Are all these C type casts really necessary for bitwise register operations?

Question

I find the coding style in the STM32F0 (ARM Cortex-M0 microcontroller) SPL (standard peripheral library) unnecessarily verbose. As an example, here is a snippet of code for configuring the phase locked loop for SYSCLK:

/* Select PLL as system clock source */
RCC->CFGR &= (uint32_t)((uint32_t)~(RCC_CFGR_SW));
RCC->CFGR |= (uint32_t)RCC_CFGR_SW_PLL;  

Where RCC_CFGR_SW and RCC_CFGR_SW_PLL are macros for integer literals already cast to uint32_t.

#define RCC_CFGR_SW     ((uint32_t)0x00000003) 
#define RCC_CFGR_SW_PLL ((uint32_t)0x00000002)  

And RCC->CFGR is a (memory mapped) instance of a struct of the type

typedef struct
{
    ...
    __IO uint32_t CFGR; /*!< RCC clock configuration register, Address offset: 0x04 */
    ...  
} RCC_TypeDef;  

So the result would be implicitly cast to uint32_t anyway, even giving a warning if something funny happens (unlike what would happen with an explicit cast).

---

Can these explicit casts be eliminated, especially given that C99 guarantees (6.3.1.3) that

• When a value with integer type is converted to another integer type other than _Bool, if the value can be represented by the new type, it is unchanged.

Allowing the simplification of the code to the significantly clearer

//Select the PLL as system clock source
RCC->CFGR &= ~(RCC_CFGR_SW);
RCC->CFGR |= RCC_CFGR_SW_PLL;  

Or could that cause some unforeseen side effects? I'm not really sure, and I presume that the people who wrote that code are more experienced writing embedded C than I am...

I'm asking this question on electronics.stackexchange instead stackoverflow since it's quite specific to low level embedded programming.

Answer 1

It's been a while since I squandered time reading C standards. But there is a clue from all that which may be helpful, generally. I don't think it is much help here, though. Let me state what I recall and then consider if there are any further comments. (I'm not sure this is the place to look for C compiler writers, though; and they are the ones who'd know the exact details.)

When C converts a signed int to an unsigned int, of the same physical size, the standard requires that the C compiler produce an unsigned result which either (1) has the same equivalent value meaning in the unsigned symbol space, or else; (2) is the signed value modulo \$2^{bitsize}\$. Such conversions are guaranteed a specific mathematical result. One that most people expect, in fact. However, when an unsigned int is converted to a signed int, again of the same physical size, the standard requires that if and only if there exists an equivalent value meaning, then that meaning must be maintained. If, however, the unsigned value exceeds the limit of positive value meaning, then there is no standard result, at all. The C compiler can, I suppose, generate random nonsense if it wants to.

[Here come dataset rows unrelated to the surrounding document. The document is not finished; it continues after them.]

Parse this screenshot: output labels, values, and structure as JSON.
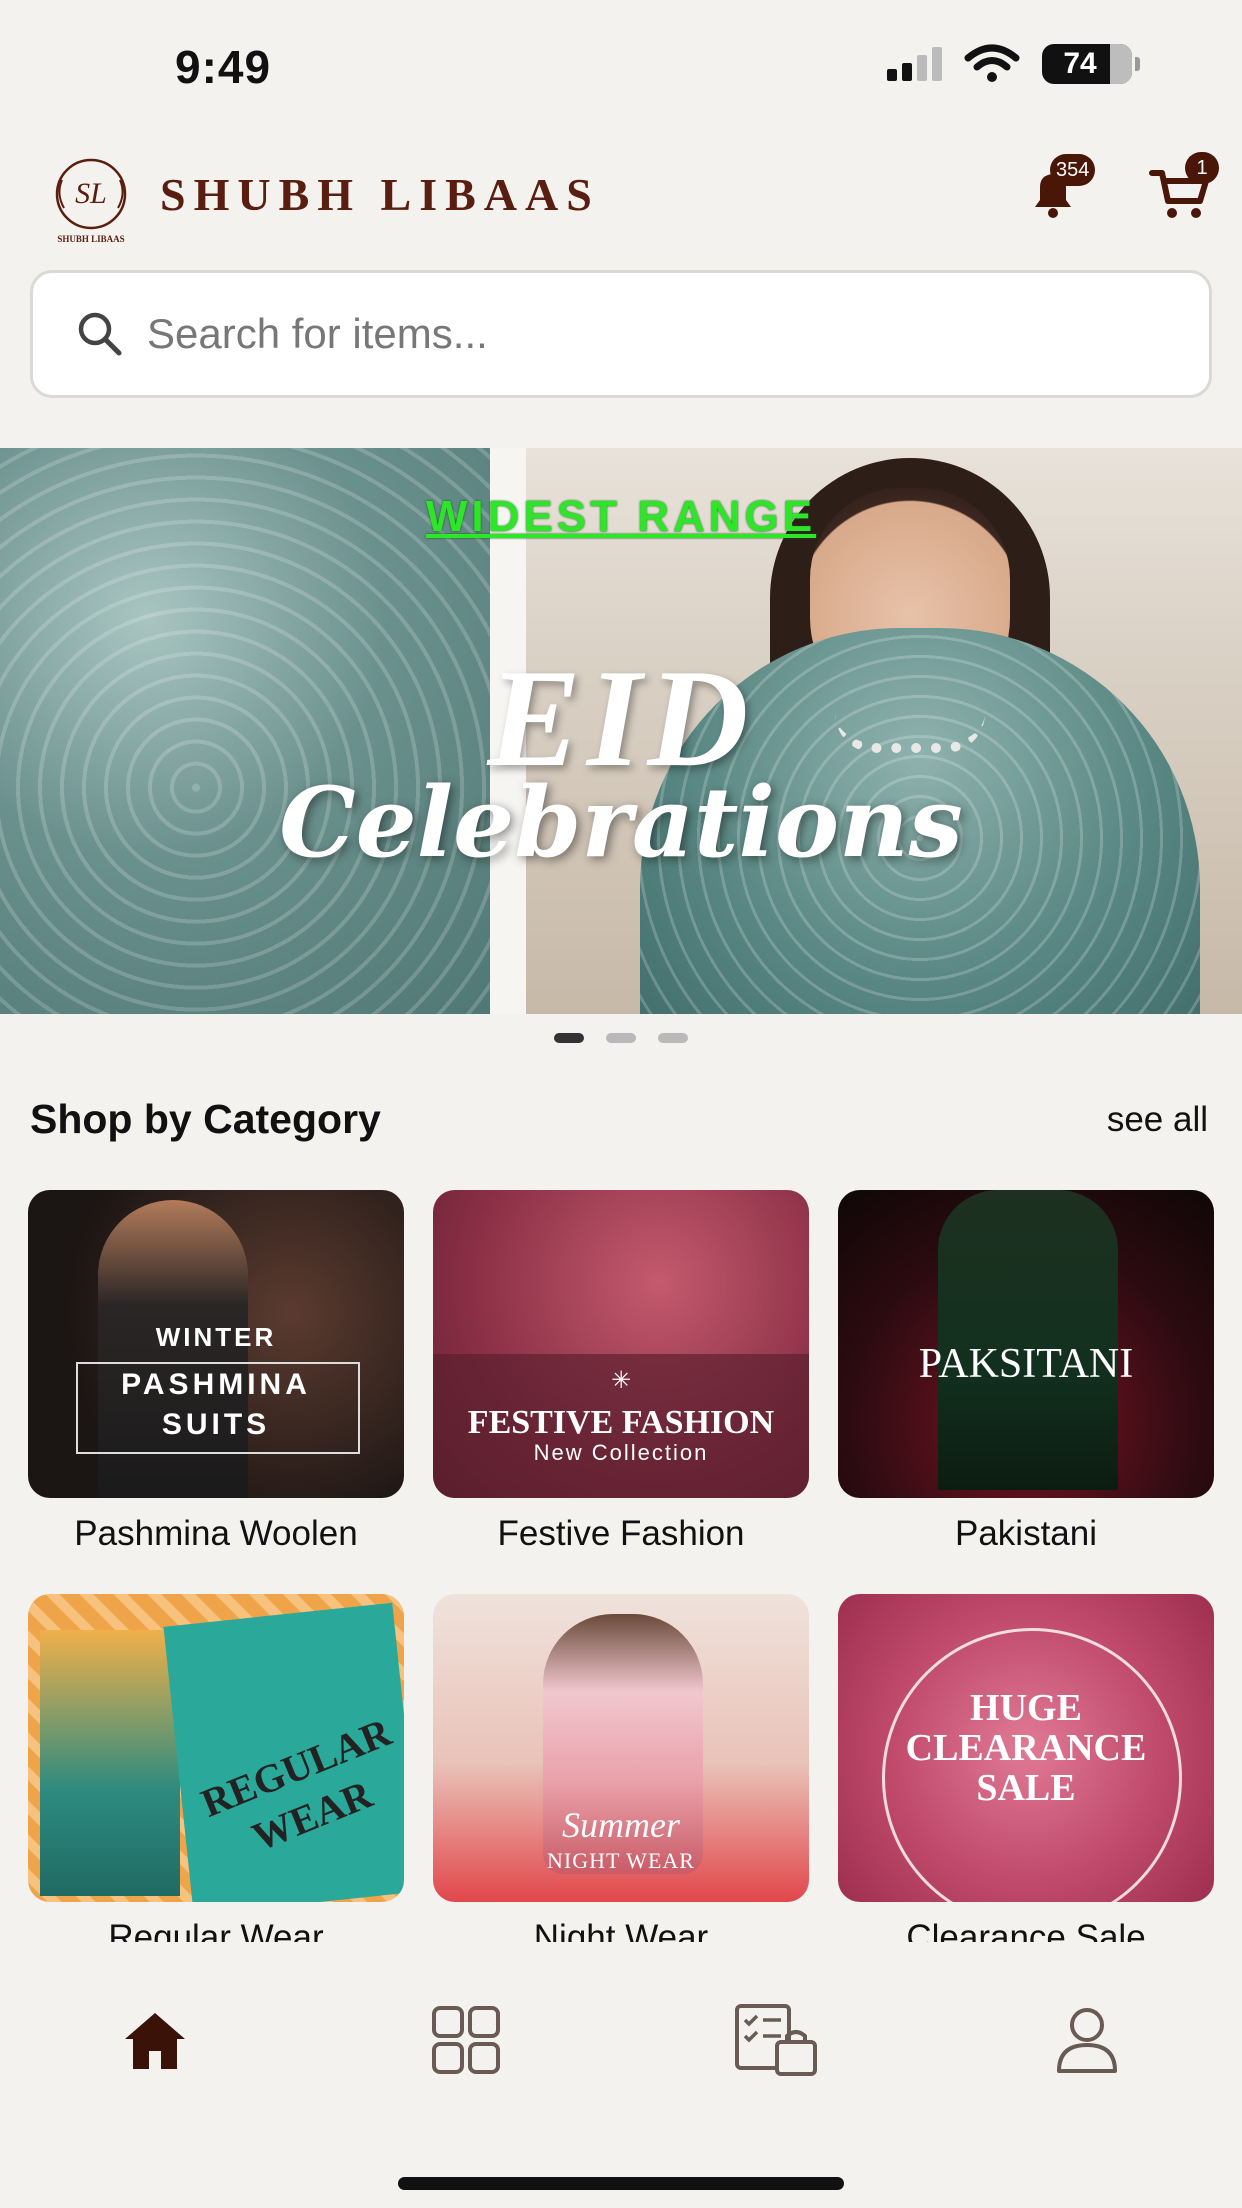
{
  "status_bar": {
    "time": "9:49",
    "battery": "74"
  },
  "header": {
    "brand": "SHUBH LIBAAS",
    "logo_initials": "SL",
    "logo_caption": "SHUBH LIBAAS",
    "notification_count": "354",
    "cart_count": "1"
  },
  "search": {
    "placeholder": "Search for items..."
  },
  "banner": {
    "tagline": "WIDEST RANGE",
    "title": "EID",
    "subtitle": "Celebrations",
    "slides": 3,
    "active_slide": 1
  },
  "categories_section": {
    "title": "Shop by Category",
    "see_all": "see all",
    "items": [
      {
        "label": "Pashmina Woolen",
        "tile_text": [
          "WINTER",
          "PASHMINA",
          "SUITS"
        ]
      },
      {
        "label": "Festive Fashion",
        "tile_text": [
          "FESTIVE FASHION",
          "New Collection"
        ]
      },
      {
        "label": "Pakistani",
        "tile_text": [
          "PAKSITANI"
        ]
      },
      {
        "label": "Regular Wear",
        "tile_text": [
          "REGULAR",
          "WEAR"
        ]
      },
      {
        "label": "Night Wear",
        "tile_text": [
          "Summer",
          "NIGHT WEAR"
        ]
      },
      {
        "label": "Clearance Sale",
        "tile_text": [
          "HUGE",
          "CLEARANCE",
          "SALE"
        ]
      }
    ]
  },
  "bottom_nav": {
    "items": [
      {
        "icon": "home-icon",
        "active": true
      },
      {
        "icon": "grid-icon",
        "active": false
      },
      {
        "icon": "orders-icon",
        "active": false
      },
      {
        "icon": "profile-icon",
        "active": false
      }
    ]
  },
  "colors": {
    "brand": "#5a1e10",
    "background": "#f3f2ef",
    "accent_green": "#2fe52a"
  }
}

It could be that the left hand doesn't know what the right hand is doing in the coding you are seeing. You are able to go look, of course, and see the obvious. But it's possible that those writing the expressions are trying to be defensive in the sense that someone might later re-write a constant from what used to be an unsigned value to a signed (or by default, signed) value. (C compilers are, or used to be, permitted to make their own default choices when the signed or unsigned specifier was absent. And if they weren't permitted, some certainly did so anyway.)

Casting things to unsigned is always guaranteed a specific result. So it's safer to use. Or once was, when I was reading the standards years ago. Just in case someone used explicitly, or by compiler default, a signed value.

All that said, I can't recall a C compiler that did something crazy when converting an unsigned int to a signed int. In general, assuming the computer hardware used the usual twos complement notation, they all just do the obvious and make them bitwise identical. It's only the interpretation that changes, later. But that doesn't mean that someone who has actually read the standards would care -- they might decide to write as if there was a crazy C compiler out there. Just to prove they'd read the standard.

Now, I haven't considered the code you show in the context of differing size instances. But the above might give you a clue about why you are seeing such stuff there.